To be honest, I can’t remember how many I’ve now planted. I suspect well over 120 but there have been (and will continue to be) some failures along the way. Some of the roses are now hitting the two year mark whilst others are still in their infancy. However, I’m beginning to get a better sense of how they will grow and, of course, starting to have favourites.
Whilst I have made some endeavours to select colours in spaces, the ‘Original Seven’ that were here were pretty random, with yellows, apricots, pinks and reds mixed, so I’m going with the flow. For other beds, I’ve been more selective – pinks, reds and whites along the front ash fence, soft pinks and whites on the Grotto and whites, yellows and apricots in the back gate bed. A few of the learnings – never get bare rooted stock. However much I promise myself I’ll plant them immediately, I don’t and I lose some. Another learning is the difference between climbers and ramblers. I have a few climbers, such as Mr Lincoln, that really need some sort of climbing frame – their strong arching branches don’t ramble softly over the wall like the other roses.
Overall, though, I’m pretty happy with my choices and locations and think, given time, the Convent garden will have a wonderful rose display. At present, I’m just enjoying wandering through the garden to look at them and, of course, have lots of roses in vases inside to enjoy as well.
Particularly exciting this Spring is watching the roses bloom. I know I can’t take the credit as roses do very well in Kandos. When first buying my property the agent told me that the only roses that won’t grow here are ones that aren’t in the ground. That being said, I’ve been responsible for a few rose tragedies. However I’ve also added over 100 roses to the garden, mainly heritage varieties.

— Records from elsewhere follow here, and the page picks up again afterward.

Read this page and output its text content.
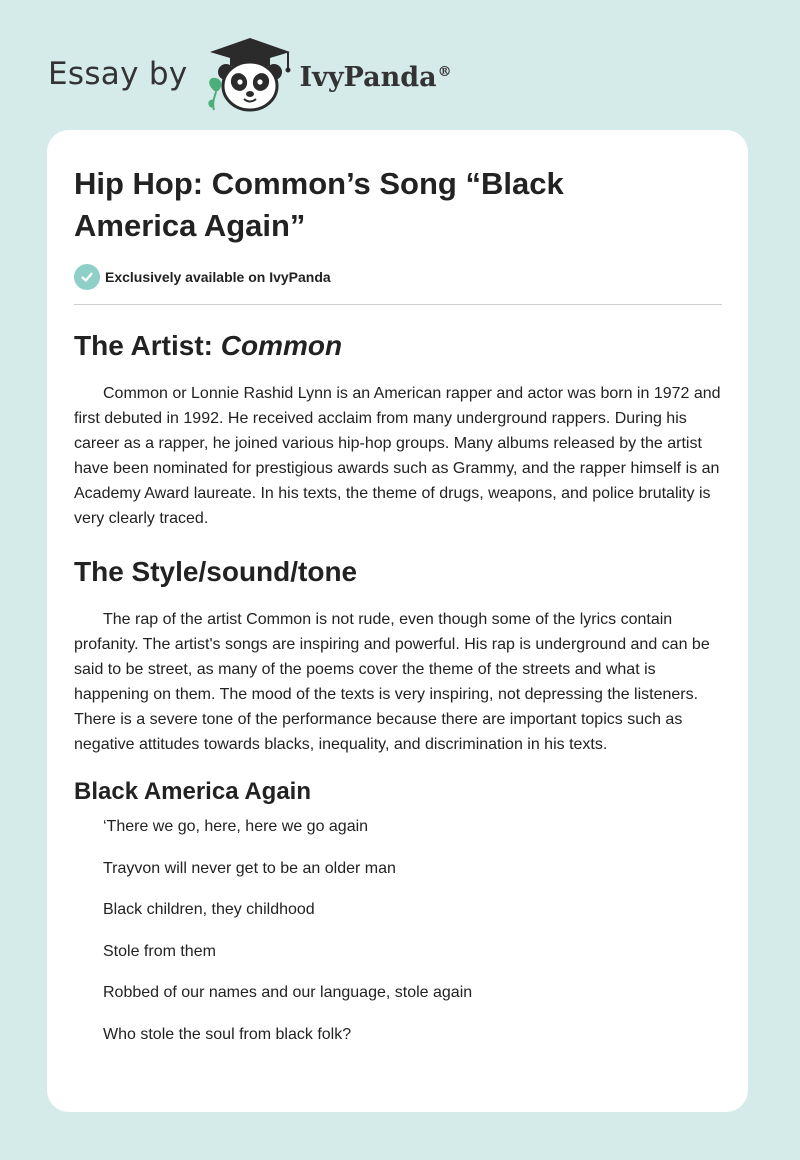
Essay by	IvyPanda®
Hip Hop: Common’s Song “Black America Again”
Exclusively available on IvyPanda
The Artist: Common

Common or Lonnie Rashid Lynn is an American rapper and actor was born in 1972 and first debuted in 1992. He received acclaim from many underground rappers. During his career as a rapper, he joined various hip-hop groups. Many albums released by the artist have been nominated for prestigious awards such as Grammy, and the rapper himself is an Academy Award laureate. In his texts, the theme of drugs, weapons, and police brutality is very clearly traced.

The Style/sound/tone

The rap of the artist Common is not rude, even though some of the lyrics contain profanity. The artist's songs are inspiring and powerful. His rap is underground and can be said to be street, as many of the poems cover the theme of the streets and what is happening on them. The mood of the texts is very inspiring, not depressing the listeners. There is a severe tone of the performance because there are important topics such as negative attitudes towards blacks, inequality, and discrimination in his texts.

Black America Again

‘There we go, here, here we go again

Trayvon will never get to be an older man

Black children, they childhood

Stole from them

Robbed of our names and our language, stole again

Who stole the soul from black folk?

Anyway, all of my roses other than ‘The Original Seven’, are very new – less than two years old – and it’s exciting to see them begin to establish and flourish. Also to see what type of flowers they have rather than just being a picture on a label (or not!). The old roses appear to enjoy the attention, with a hard pruning and good feeding. The new roses are just beginning to show their growth patterns. It’s such a luxury to be able to select roses to pick each day for indoors, but I also just love seeing them on their bushes.

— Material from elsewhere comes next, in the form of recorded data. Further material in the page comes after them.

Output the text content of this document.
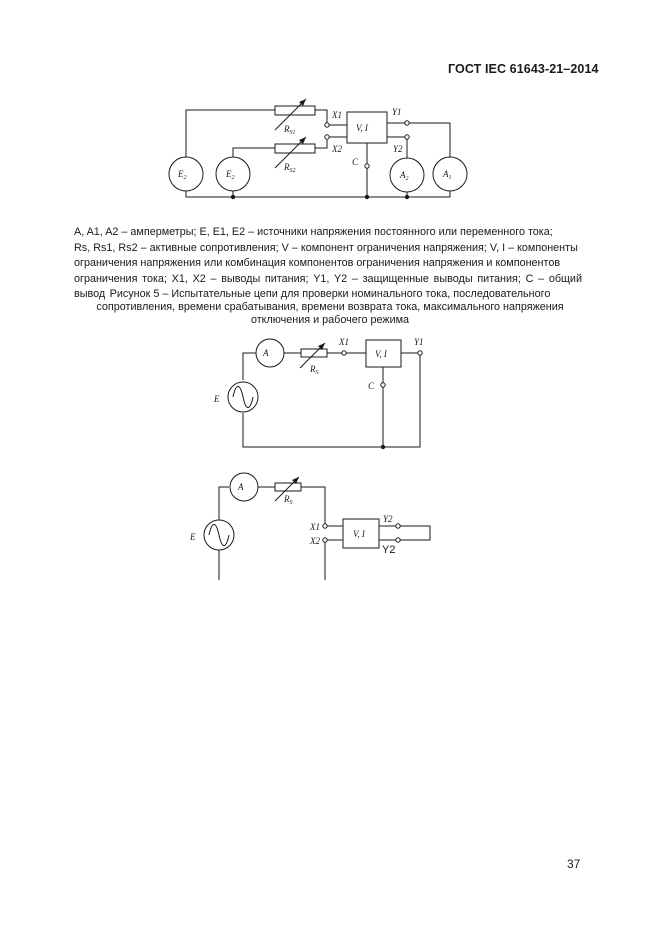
ГОСТ IEC 61643-21–2014
X1
X2
Y1
Y2
C
V, I
$R_{S1}$
$R_{S2}$
$E_2$	$E_2$	$A_2$	$A_1$
A
$R_S$
X1	Y1
V, I
C
E
A
$R_S$
X1
X2
Y2
V, I
E
Y2
A, A1, A2 – амперметры; E, E1, E2 – источники напряжения постоянного или переменного тока;
Rs, Rs1, Rs2 – активные сопротивления; V – компонент ограничения напряжения; V, I – компоненты
ограничения напряжения или комбинация компонентов ограничения напряжения и компонентов
ограничения тока; X1, X2 – выводы питания; Y1, Y2 – защищенные выводы питания; C – общий вывод Рисунок 5 – Испытательные цепи для проверки номинального тока, последовательного
сопротивления, времени срабатывания, времени возврата тока, максимального напряжения
отключения и рабочего режима
37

The original plan was to have climbers and ramblers tumbling themselves over the ash brick wall to what is quite a plain footpath. This is now just starting to succeed and should look a picture in years to come.

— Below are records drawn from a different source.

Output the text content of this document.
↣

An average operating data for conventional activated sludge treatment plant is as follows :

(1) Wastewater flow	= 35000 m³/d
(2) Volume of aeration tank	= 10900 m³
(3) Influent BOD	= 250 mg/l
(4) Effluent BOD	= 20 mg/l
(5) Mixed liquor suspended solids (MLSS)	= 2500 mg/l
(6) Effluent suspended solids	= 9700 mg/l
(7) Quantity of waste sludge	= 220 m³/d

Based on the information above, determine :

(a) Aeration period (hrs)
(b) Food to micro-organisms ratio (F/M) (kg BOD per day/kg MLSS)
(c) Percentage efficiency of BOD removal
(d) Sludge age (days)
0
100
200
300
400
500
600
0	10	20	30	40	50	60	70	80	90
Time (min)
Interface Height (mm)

Over the last year I’ve planted – well I was going to say 30 or 40 roses, but after looking on my blog, where I endeavour to keep a record, it’s well over 50.
I’ve had little experience with roses in the past so this has been a steep learning curve and one that I’m sure has caused distress to some of the new roses. First lesson was to keep clear of bare root stock. I nearly killed half a dozen that are now recovering in my rose nursery/graveyard. Some won’t make it back. A few have struggled, probably due to a combination of position, soil and lack of water. But I’m learning and things are on the improve.
Mostly the roses have been a big success and I’m just starting to see their potential. The rear of the front wall bed has been filled with old fashioned climbers and ramblers, with the plan that they will tumble over the ash brick fence onto the footpath side. Whilst I love my old ash brick wall, it does look a little bleak and plain from the footpath side. This should make a stunning show for much of the year for passersby. The roses planted over the last six months are now just beginning to peek over the wall. Whilst it is very hot and dry here, the roses seem to be enjoying the weather and are having a flush of flowers.
The Grotto roses are not disappointing and are growing strongly with the Cecile Brunner and Pinkie winding their way up the Grotto at an impressive rate.
The original old roses have enjoyed the attention and some are showing good signs of new growth. The Fairy roses continue to be stellar little performers and are rarely out of bloom. The Good Samaritan signature roses I have planted have also taken well to their positions and regularly flower.
I didn’t really know much about the different rose breeders but David Austin roses have quickly become a favourite with their beautiful old fashioned petalled blooms, delicate colours and reliability.
I’m probably getting near the end of putting in new roses (until/unless I build new garden beds) but am keen to include some Rugosa or rosehip roses for added interest.